Book coverAh, gentle reader, this film provided a bit of mental relief for me in the real world. When I proposed watching this film, my beautiful wife said to me, “We saw that in the theater.” To which I responded that I had never seen the movie. Given that the film came out two years before we met, we did not see it in the theater. I was pleased to see that she, too, pencils me into some of her memories from that brief interlude between childhood and marriage. I myself have on several occasions said something like, “Remember when we…” only to discover she was not a part of the we I was thinking of. I thought perhaps I alone was muddy on that brief interlude between summer 1994 and early 1997, the interregnum between college and being a couple, which were very busy and whose memories I sometimes retcon my wife into.

At any rate, this film is based on an Elmore Leonard book. A small time loan shark, Chili (played by John Travolta) has a run-in with a henchman of a major Miami player (the henchman played by Dennis Farina) and humiliates the henchman but cannot be retailiated against because of his powerful boss. Chili goes looking for someone who has run out on a debt and whose $10,000 skimming has blossomed with an insurance settlement for a plane crash that the drycleaner/welsher (played by David Paymer, hello, hello–did I see Crazy People with my wife or before?). Chili goes to Vegas, braces the drycleaner, and is asked by the Las Vegas mob to collect on a debt from a horror movie producer, Harry Zimm (Gene Hackman). When Chili breaks into the house where Zimm is staying, he tells Zimm about the adventure he’s on, pitching it as a movie, and Zimm is interested–if Chili can help get the rights to a screenplay held by the writer’s widow (Bette Midler).

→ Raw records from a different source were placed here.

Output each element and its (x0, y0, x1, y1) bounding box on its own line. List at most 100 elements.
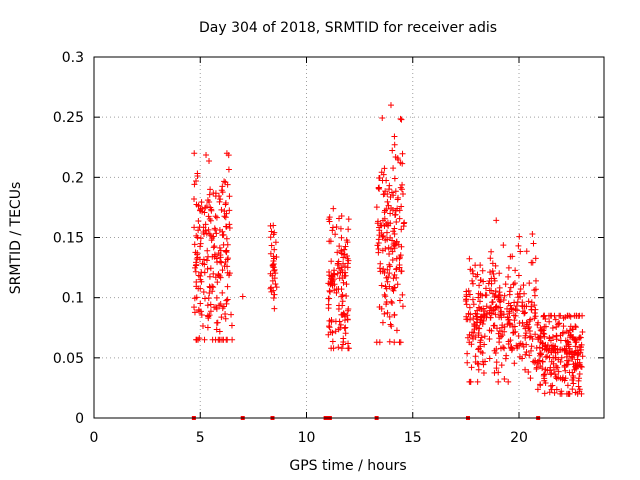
data-point (373, 204, 380, 211)
axis-ticks (93, 56, 604, 419)
data-point (501, 345, 508, 352)
data-point (326, 324, 333, 331)
data-point (541, 375, 548, 382)
data-point (382, 207, 389, 214)
data-point (569, 326, 576, 333)
data-point (488, 305, 495, 312)
data-point (225, 166, 232, 173)
data-point (483, 303, 490, 310)
data-point (205, 295, 212, 302)
data-point (551, 389, 558, 396)
data-point (391, 133, 398, 140)
data-point (203, 230, 210, 237)
data-point (273, 253, 280, 260)
data-point (533, 364, 540, 371)
data-point (268, 228, 275, 235)
data-point (473, 313, 480, 320)
data-point (196, 308, 203, 315)
data-point (271, 266, 278, 273)
data-point (493, 217, 500, 224)
data-point (390, 228, 397, 235)
data-point (203, 257, 210, 264)
data-point (498, 314, 505, 321)
data-point (191, 309, 198, 316)
data-point (528, 299, 535, 306)
data-point (267, 234, 274, 241)
data-point (561, 377, 568, 384)
data-point (505, 264, 512, 271)
data-point (383, 285, 390, 292)
data-point (219, 305, 226, 312)
data-point (387, 210, 394, 217)
data-point (578, 364, 585, 371)
data-point (492, 349, 499, 356)
data-point (210, 233, 217, 240)
data-point (522, 325, 529, 332)
data-point (270, 222, 277, 229)
data-point (197, 285, 204, 292)
data-point (389, 285, 396, 292)
data-point (558, 390, 565, 397)
data-point (381, 215, 388, 222)
data-point (197, 240, 204, 247)
data-point (337, 321, 344, 328)
data-point (472, 321, 479, 328)
data-point (527, 333, 534, 340)
data-point (191, 195, 198, 202)
data-point (272, 281, 279, 288)
data-point (207, 265, 214, 272)
data-point (542, 379, 549, 386)
data-point (268, 242, 275, 249)
data-point (207, 284, 214, 291)
data-point (218, 187, 225, 194)
data-point (344, 264, 351, 271)
data-point (469, 280, 476, 287)
data-point (480, 317, 487, 324)
data-point (395, 194, 402, 201)
data-point (204, 324, 211, 331)
data-point (380, 171, 387, 178)
data-point (388, 189, 395, 196)
data-point (222, 310, 229, 317)
data-point (470, 270, 477, 277)
data-point (340, 254, 347, 261)
data-point (219, 183, 226, 190)
data-point (529, 230, 536, 237)
data-point (530, 240, 537, 247)
data-point (383, 229, 390, 236)
data-point (508, 306, 515, 313)
data-point (474, 316, 481, 323)
data-point (565, 339, 572, 346)
data-point (467, 266, 474, 273)
data-point (381, 165, 388, 172)
data-point (510, 329, 517, 336)
data-point (375, 246, 382, 253)
data-point (389, 147, 396, 154)
data-point (555, 368, 562, 375)
data-point (547, 364, 554, 371)
data-point (267, 250, 274, 257)
data-point (393, 265, 400, 272)
data-point (217, 300, 224, 307)
data-point (560, 323, 567, 330)
data-point (522, 351, 529, 358)
data-point (271, 246, 278, 253)
data-point (557, 312, 564, 319)
data-point (337, 324, 344, 331)
data-point (386, 182, 393, 189)
data-point (523, 349, 530, 356)
data-point (499, 322, 506, 329)
data-point (522, 366, 529, 373)
data-point (226, 207, 233, 214)
y-tick-label: 0 (75, 411, 84, 427)
data-point (339, 291, 346, 298)
data-point (193, 336, 200, 343)
data-point (271, 291, 278, 298)
data-point (341, 251, 348, 258)
data-point (222, 214, 229, 221)
data-point (224, 181, 231, 188)
data-point (466, 378, 473, 385)
data-point (219, 232, 226, 239)
data-point (566, 312, 573, 319)
data-point (478, 306, 485, 313)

Oh, yes, it gets complicated. But it has a movie-within-a-movie that a medieval drama enthusiast would enjoy. It’s chock full of stars, and it has clever twists that you would expect from an Elmore Leonard book-turned-movie (see also Out of Sight and Jackie Brown, neither of which I’ve actually reported on… yet). I said to my wife after having seen the film that it’s a shame that they don’t make movies from Elmore Leonard books any more, but they’re still making them. Get Shorty had its sequel Be Cool and a television series; 3:10 to Yuma had a remake; Justified was based on a series of books by Leonard, and it’s getting a revival.

Probably a better question, with a worse answer, is why we don’t make writers like Elmore Leonard any more. Or why Hollywood would not adapt their works if we did.